Figure 1. Mercury Emissions from Electric Power Plants: 1999 total, Reference Case Projections for 2010 and 2020, and Target Levels for 2020 in Three Analysis Cases (tons).  Need help, contact the National Energy Information Center at 202-586-8800.
Figure 2. Sulfur Dioxide Emissions from Electric Power Plants: 1999 Total, Reference Case Projections for 2010 and 2020, and Target Levels for 2020 in Three Analysis Cases (million tons).  Need help, contact the National Energy Information Center at 202-586-8800.
Figure 3. Nitrogen Oxides Emissions from Electric Power Plants: 1999 Total, Reference Case Projections for 2010 and 2020, and Target Levels for 2020 in Three Analysis Cases (million tons).  Need help, contact the National Energy Information Center at 202-586-8800.

Table 2 and Figures 1, 2, and 3 show the emission targets in each of the three cases prepared—50-Percent, 65-Percent and 75-Percent Reduction cases. In each case it is assumed that half the required reduction must occur by 2007, and that full compliance is required by 2012. Thus, the emission limits in 2007 are set to the mid-point between the base level and the emission target level shown for each case in Table 2. In 2012 and beyond, the emission caps are set to the levels shown in Table 2.

At the request of the Senators, an additional requirement is imposed for Hg: one-half of the required reductions in each case must come from reductions at each facility, and the other half can be accomplished through trading with other facilities that have allowances to sell. To represent this requirement an estimate was made of the minimum percentage Hg removal (from the amount of Hg in the coal used) required from all units to achieve half the overall required reduction by 2007. For example, in the 65-Percent Reduction case, 28 tons of reduction (43 - 15) is required. It was estimated that if all units were required to add equipment that allowed them to achieve a minimum 55 percent removal rate (units that already removed more than 55 percent were not required to make any additional investment), approximately half the 28 tons of total reductions required would be achieved. The same procedures were used in the 50- and 75-Percent Reduction cases, but the minimum removal rates were 50 percent and 60 percent, respectively.

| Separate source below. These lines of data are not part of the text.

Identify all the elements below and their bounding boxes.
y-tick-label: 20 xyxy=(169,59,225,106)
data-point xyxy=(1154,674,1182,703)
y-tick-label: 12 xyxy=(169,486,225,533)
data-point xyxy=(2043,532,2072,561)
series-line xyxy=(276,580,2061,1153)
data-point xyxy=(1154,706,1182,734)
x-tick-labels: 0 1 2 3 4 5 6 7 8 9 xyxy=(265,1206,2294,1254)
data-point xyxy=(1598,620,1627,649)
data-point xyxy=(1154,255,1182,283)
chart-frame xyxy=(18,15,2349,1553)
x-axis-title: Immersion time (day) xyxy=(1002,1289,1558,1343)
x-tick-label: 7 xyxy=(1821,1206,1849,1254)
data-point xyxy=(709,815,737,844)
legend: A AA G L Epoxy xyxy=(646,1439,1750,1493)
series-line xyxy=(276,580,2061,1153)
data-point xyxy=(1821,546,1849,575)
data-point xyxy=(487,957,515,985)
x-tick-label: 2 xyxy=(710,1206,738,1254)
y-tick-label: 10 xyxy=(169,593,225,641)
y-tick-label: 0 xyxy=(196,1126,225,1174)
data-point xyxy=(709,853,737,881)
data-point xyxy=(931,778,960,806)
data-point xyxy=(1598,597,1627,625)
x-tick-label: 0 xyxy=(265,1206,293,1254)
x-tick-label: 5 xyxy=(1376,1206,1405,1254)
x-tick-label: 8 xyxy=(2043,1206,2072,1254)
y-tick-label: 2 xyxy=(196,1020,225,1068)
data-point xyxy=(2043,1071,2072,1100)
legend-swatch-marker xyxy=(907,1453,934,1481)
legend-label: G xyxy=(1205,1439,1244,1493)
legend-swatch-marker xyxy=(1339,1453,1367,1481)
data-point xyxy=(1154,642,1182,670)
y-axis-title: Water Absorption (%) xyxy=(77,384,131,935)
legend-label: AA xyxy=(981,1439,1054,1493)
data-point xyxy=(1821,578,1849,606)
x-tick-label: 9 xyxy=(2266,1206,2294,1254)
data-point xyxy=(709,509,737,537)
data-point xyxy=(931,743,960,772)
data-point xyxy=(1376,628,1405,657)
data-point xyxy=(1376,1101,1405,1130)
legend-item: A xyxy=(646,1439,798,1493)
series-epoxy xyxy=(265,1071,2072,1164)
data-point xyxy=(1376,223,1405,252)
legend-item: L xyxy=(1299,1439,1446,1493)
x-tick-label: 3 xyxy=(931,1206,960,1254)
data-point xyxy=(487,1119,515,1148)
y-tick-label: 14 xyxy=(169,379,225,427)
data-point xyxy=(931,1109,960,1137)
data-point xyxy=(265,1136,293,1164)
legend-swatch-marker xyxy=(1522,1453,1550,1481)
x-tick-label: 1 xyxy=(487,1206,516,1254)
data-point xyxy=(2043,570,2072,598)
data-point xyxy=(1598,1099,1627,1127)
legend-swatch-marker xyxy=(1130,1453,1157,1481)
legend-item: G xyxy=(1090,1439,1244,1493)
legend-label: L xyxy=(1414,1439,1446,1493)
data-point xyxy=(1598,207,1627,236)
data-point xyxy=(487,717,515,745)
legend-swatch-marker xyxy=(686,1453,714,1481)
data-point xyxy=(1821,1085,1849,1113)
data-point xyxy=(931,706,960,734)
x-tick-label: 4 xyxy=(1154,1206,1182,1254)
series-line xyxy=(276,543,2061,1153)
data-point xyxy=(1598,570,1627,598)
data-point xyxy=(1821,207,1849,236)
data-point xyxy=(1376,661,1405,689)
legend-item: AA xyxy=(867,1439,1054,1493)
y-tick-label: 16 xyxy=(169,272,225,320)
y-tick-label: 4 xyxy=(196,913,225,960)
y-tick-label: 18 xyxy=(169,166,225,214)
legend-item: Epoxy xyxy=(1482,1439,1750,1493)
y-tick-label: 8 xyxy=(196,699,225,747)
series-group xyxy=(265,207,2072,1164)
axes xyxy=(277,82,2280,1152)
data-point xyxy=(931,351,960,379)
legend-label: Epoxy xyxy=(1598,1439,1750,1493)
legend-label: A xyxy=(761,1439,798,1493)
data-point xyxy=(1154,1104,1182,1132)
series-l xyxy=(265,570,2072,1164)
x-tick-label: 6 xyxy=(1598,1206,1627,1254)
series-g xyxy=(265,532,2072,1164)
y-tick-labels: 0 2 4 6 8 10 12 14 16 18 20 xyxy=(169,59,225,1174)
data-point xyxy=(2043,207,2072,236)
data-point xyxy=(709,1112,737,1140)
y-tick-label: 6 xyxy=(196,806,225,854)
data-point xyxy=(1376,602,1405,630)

Power sector banking decisions were simulated by setting the emissions caps slightly below those called for in the early years of the programs and slightly higher in the later years. In all cases, it is assumed that emissions will reach the final target caps by 2020.8

In addition, for each of the three analysis cases an estimate is provided of the cost of purchasing carbon offsets for increases in CO2 emissions beyond the 2008 level projected in the reference case. NEMS represents only U.S. energy markets and can only provide cost estimates for reducing emissions in the U.S. energy sector. Lower cost carbon reduction opportunities that might be available in other countries and/or outside the energy sector (inside and outside the United States) are not represented in NEMS.

To estimate the potential price that U.S. power suppliers might be willing to pay for carbon offsets, each of the three analysis cases was rerun with CO2 emissions capped at the reference case 2008 level. The resulting CO2 allowance price, which represents the projected maximum price U.S. power suppliers would be willing to pay, was then compared with an estimate of the international price for carbon offsets from world energy markets. This estimate was developed using carbon reduction (abatement) curves from the Pacific Northwest Laboratory Second Generation Model (SGM), matched against the quantity of offsets projected to be needed in each of the analysis cases,9 to provide a rough estimate of the costs power suppliers would incur to purchase the offsets they would require in each case. No explicit reductions in U.S. power sector CO2 emissions were modeled. It is likely that the U.S. power sector would have some relatively inexpensive options available.